Your thinking could be very useful now in Texas during the ongoing investigation after the failure of the energy system during the recent February snow storm which left 4 million people without electricity, heating, communications and many without water. The government response was far less efficient than expected. And many people suffered physically, economically and emotionally.
It is easy to point finger in a situation like this and start blaming different actors for lack of responsibility and weak response systems. But your approach provides another route. An opportunity to learn what happened. Where the system and different actors failed in order to build more robust organizations and better leadership.
Thanks for sharing your thoughts
Again a great post, Howard, thank you!
One post-mortem I still remember after 15 years is the one we did after a specific round of A/B testing of email marketing campaigns. My team of company employees believed we could get better click rates than the ones our marketing agency achieved for us. We thought that content we’d curate or write ourselves, based on our in-depth knowledge of our own solution and on our tastes, would perform better.
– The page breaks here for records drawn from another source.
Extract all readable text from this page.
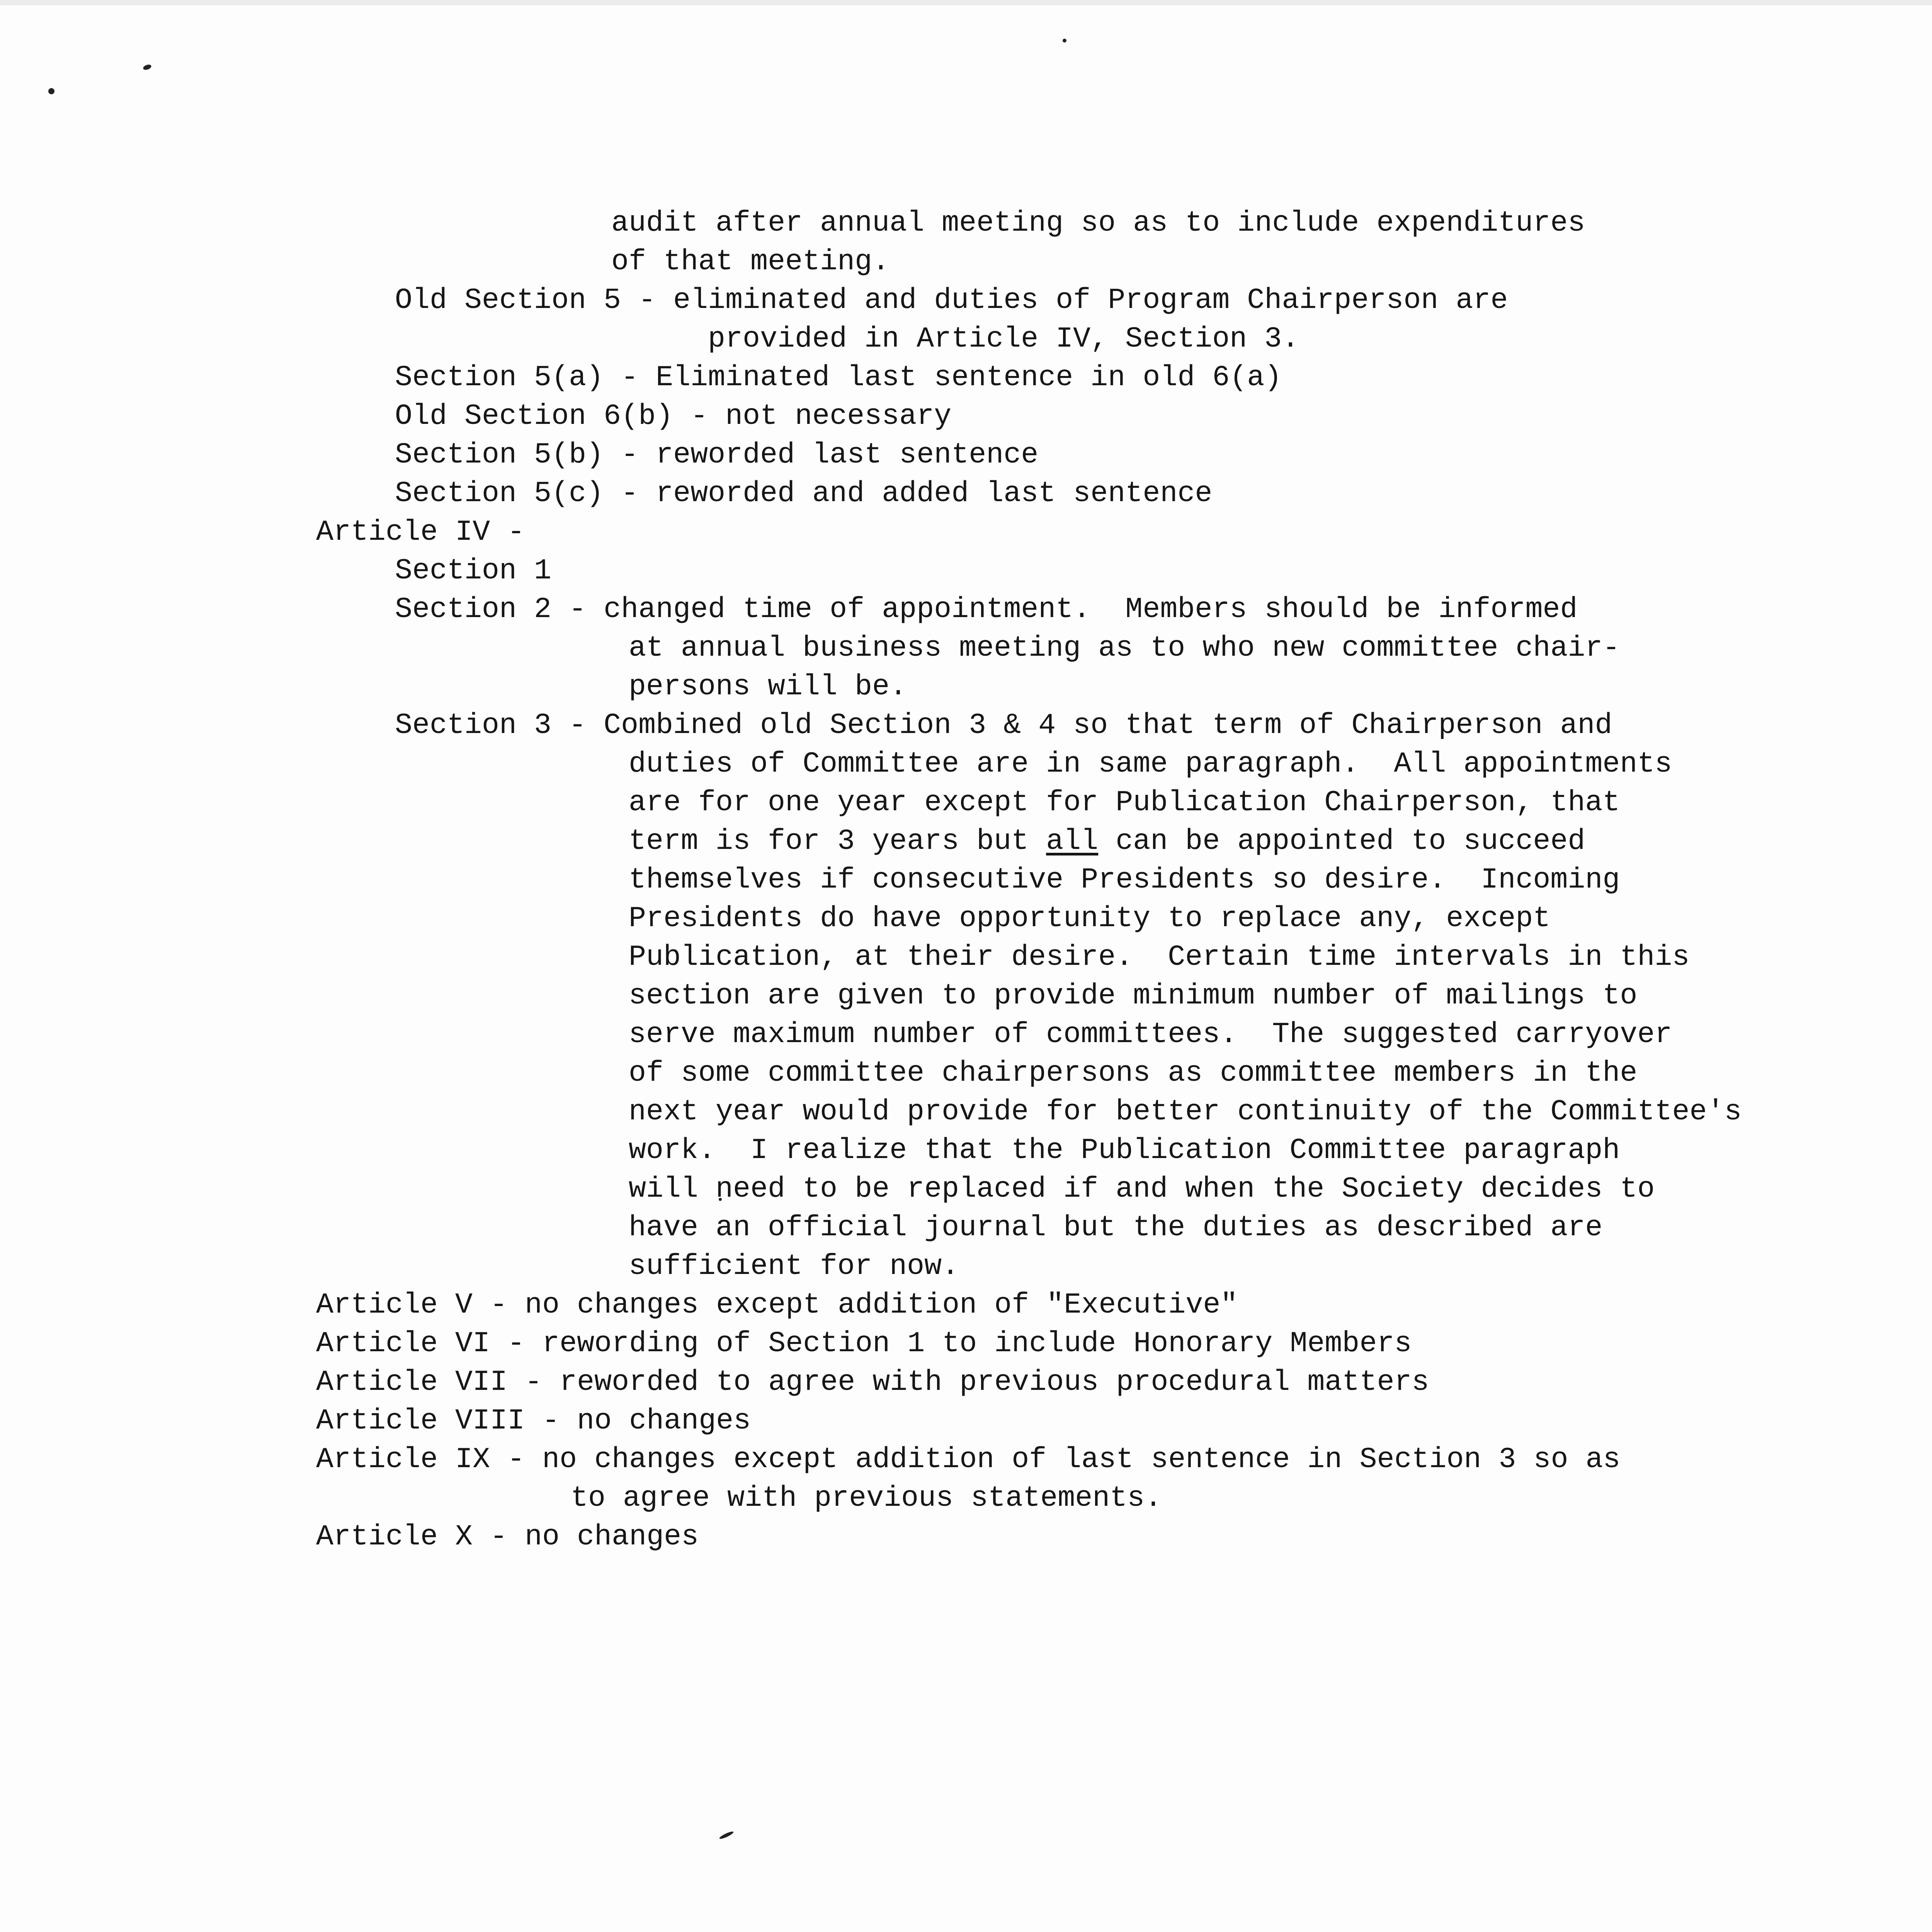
audit after annual meeting so as to include expenditures
of that meeting.
Old Section 5 - eliminated and duties of Program Chairperson are
provided in Article IV, Section 3.
Section 5(a) - Eliminated last sentence in old 6(a)
Old Section 6(b) - not necessary
Section 5(b) - reworded last sentence
Section 5(c) - reworded and added last sentence
Article IV -
Section 1
Section 2 - changed time of appointment.  Members should be informed
at annual business meeting as to who new committee chair-
persons will be.
Section 3 - Combined old Section 3 & 4 so that term of Chairperson and
duties of Committee are in same paragraph.  All appointments
are for one year except for Publication Chairperson, that
term is for 3 years but all can be appointed to succeed
themselves if consecutive Presidents so desire.  Incoming
Presidents do have opportunity to replace any, except
Publication, at their desire.  Certain time intervals in this
section are given to provide minimum number of mailings to
serve maximum number of committees.  The suggested carryover
of some committee chairpersons as committee members in the
next year would provide for better continuity of the Committee's
work.  I realize that the Publication Committee paragraph
will need to be replaced if and when the Society decides to
have an official journal but the duties as described are
sufficient for now.
Article V - no changes except addition of "Executive"
Article VI - rewording of Section 1 to include Honorary Members
Article VII - reworded to agree with previous procedural matters
Article VIII - no changes
Article IX - no changes except addition of last sentence in Section 3 so as
to agree with previous statements.
Article X - no changes
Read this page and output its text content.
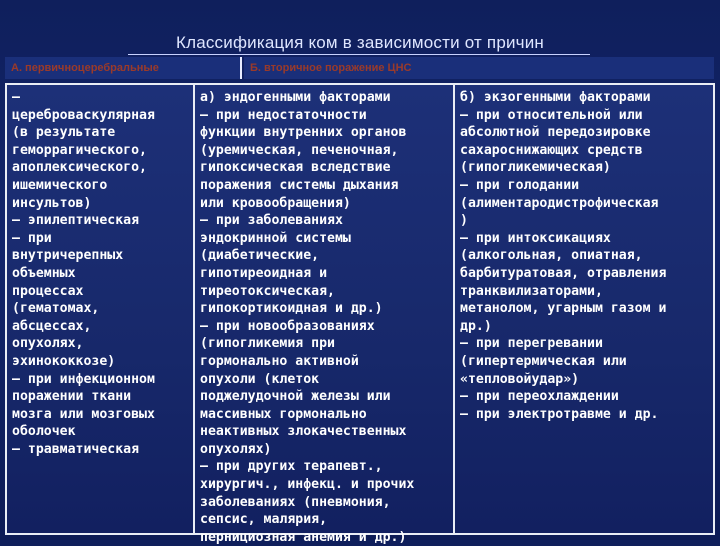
Классификация ком в зависимости от причин
А. первичноцеребральные	Б. вторичное поражение ЦНС
—
цереброваскулярная
(в результате
геморрагического,
апоплексического,
ишемического
инсультов)
— эпилептическая
— при
внутричерепных
объемных
процессах
(гематомах,
абсцессах,
опухолях,
эхинококкозе)
— при инфекционном
поражении ткани
мозга или мозговых
оболочек
— травматическая
а) эндогенными факторами
— при недостаточности
функции внутренних органов
(уремическая, печеночная,
гипоксическая вследствие
поражения системы дыхания
или кровообращения)
— при заболеваниях
эндокринной системы
(диабетические,
гипотиреоидная и
тиреотоксическая,
гипокортикоидная и др.)
— при новообразованиях
(гипогликемия при
гормонально активной
опухоли (клеток
поджелудочной железы или
массивных гормонально
неактивных злокачественных
опухолях)
— при других терапевт.,
хирургич., инфекц. и прочих
заболеваниях (пневмония,
сепсис, малярия,
пернициозная анемия и др.)
б) экзогенными факторами
— при относительной или
абсолютной передозировке
сахароснижающих средств
(гипогликемическая)
— при голодании
(алиментародистрофическая
)
— при интоксикациях
(алкогольная, опиатная,
барбитуратовая, отравления
транквилизаторами,
метанолом, угарным газом и
др.)
— при перегревании
(гипертермическая или
«тепловойудар»)
— при переохлаждении
— при электротравме и др.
We did the tests: our content vs. the agency’s and measured everything (e.g. Open rates, click rates, recency, cost of production) Together with the marketing agency team, we then held ruthless post-mortems where only the data mattered, not who had done what and why.
In the end, it was clear the agency content performed better than ours across the board. It was a lesson in individual humility of course, but also one in marketing humbleness: our thoughts and tastes about what worked or not were not relevant when designing a mass consumer marketing program, it was the customer reaction and the hard data that came back that spelled out what worked. We all knew that intellectually of course, but going though the experience and doing the post-mortem brought the message home.
Good thing I came across this informative article. Thank you for this!
Thanks for this informative article!